How Block built a free AI coding agent that works offline

Goose takes a radically different approach to the same problem.

Built by Block, the payments company led by Jack Dorsey, Goose is what engineers call an “on-machine AI agent.” Unlike Claude Code, which sends your queries to Anthropic’s servers, Goose can run entirely on your local computer using open-source language models that you download and control yourself.

The project’s documentation describes it as going “beyond code suggestions” to “install, execute, edit, and test” code autonomously. It integrates directly with your terminal, code editor, and development environment. It can read documentation, search the web, and even interact with APIs.

Goose supports multiple models: Ollama for fully local inference, but also Anthropic, Google Gemini, OpenAI, and Groq if you want cloud-based power. You choose the trade-off between privacy and performance.

This is the killer feature. You’re not locked into a single provider’s pricing or rate limits. If you want to use a local model, you can. If you want to pay for a cloud model but only when you need it, you can do that too. The tool itself costs nothing.

Where Goose falls short

Let me be honest: Goose isn’t a perfect replacement for Claude Code. Not yet.

Claude Code benefits from Anthropic’s top-tier models, which are genuinely better at complex reasoning and code generation than most open-source alternatives. If you’re working on a massive codebase with intricate dependencies, Claude 4.5 Opus will likely outperform anything you can run locally.

Goose also lacks some of the polish. Claude Code has a more refined interface, better error handling, and tighter integration with Anthropic’s ecosystem. Goose is open-source, which means you get the power but also the rough edges. You’ll need to be comfortable with command-line tools and occasional configuration headaches.

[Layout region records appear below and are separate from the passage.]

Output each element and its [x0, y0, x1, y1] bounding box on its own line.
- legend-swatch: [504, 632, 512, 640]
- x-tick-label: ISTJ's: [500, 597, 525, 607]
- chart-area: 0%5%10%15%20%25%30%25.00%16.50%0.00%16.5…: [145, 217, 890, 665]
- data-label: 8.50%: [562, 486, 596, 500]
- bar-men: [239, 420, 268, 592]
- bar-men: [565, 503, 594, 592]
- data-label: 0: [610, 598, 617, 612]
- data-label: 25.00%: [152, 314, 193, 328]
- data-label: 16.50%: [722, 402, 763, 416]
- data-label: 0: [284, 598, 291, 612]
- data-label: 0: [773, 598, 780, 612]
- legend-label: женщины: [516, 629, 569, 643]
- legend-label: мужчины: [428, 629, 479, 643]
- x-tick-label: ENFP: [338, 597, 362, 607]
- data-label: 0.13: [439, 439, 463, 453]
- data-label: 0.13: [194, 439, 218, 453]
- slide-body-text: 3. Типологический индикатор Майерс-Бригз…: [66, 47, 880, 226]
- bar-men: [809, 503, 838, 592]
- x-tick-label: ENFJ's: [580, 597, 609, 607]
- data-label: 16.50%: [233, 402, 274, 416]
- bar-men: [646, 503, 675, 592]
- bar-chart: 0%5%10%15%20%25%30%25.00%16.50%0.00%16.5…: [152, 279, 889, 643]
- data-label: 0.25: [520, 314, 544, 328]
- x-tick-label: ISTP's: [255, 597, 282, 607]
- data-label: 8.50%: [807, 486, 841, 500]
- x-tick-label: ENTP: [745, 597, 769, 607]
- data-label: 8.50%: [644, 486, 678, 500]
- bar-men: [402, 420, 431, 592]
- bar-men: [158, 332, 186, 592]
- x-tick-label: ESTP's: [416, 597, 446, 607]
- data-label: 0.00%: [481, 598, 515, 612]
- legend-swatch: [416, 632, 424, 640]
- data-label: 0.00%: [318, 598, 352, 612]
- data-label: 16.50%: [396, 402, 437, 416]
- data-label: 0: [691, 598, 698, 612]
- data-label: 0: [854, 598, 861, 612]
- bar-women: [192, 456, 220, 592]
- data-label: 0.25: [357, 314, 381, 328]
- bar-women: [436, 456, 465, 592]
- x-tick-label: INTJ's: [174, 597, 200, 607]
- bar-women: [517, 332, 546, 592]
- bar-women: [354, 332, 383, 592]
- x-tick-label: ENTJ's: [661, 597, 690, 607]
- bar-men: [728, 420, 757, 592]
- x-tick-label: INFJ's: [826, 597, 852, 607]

And there’s the question of support. With Claude Code, you’re paying for a product with a company behind it. With Goose, you’re relying on a community of volunteers and Block’s ongoing interest. If Block decides to deprioritize the project, Goose could stagnate.

The bigger picture

What’s happening here is bigger than just two tools. It’s a pattern we’ve seen before in tech: a powerful but expensive proprietary product creates demand for an open-source alternative that does 80% of the job for free.

Claude Code is genuinely good. But its pricing model feels like it was designed for enterprise budgets, not individual developers or small teams. The rate limits are confusing, the tiers are expensive, and the communication from Anthropic has been opaque.

Goose isn’t trying to be a charity project. It’s a strategic play by Block to build goodwill and influence in the developer community. But for developers who are tired of subscription creep and opaque pricing, it’s a welcome alternative.

I’ve been using Goose for a few weeks now, mostly with a local model for smaller projects and an Anthropic API key when I need more power. It’s not as seamless as Claude Code, but it’s close enough that I don’t feel the need to pay $200 a month.

For developers who value control, privacy, and cost predictability, Goose is worth a serious look. The AI coding revolution shouldn’t require a monthly payment plan.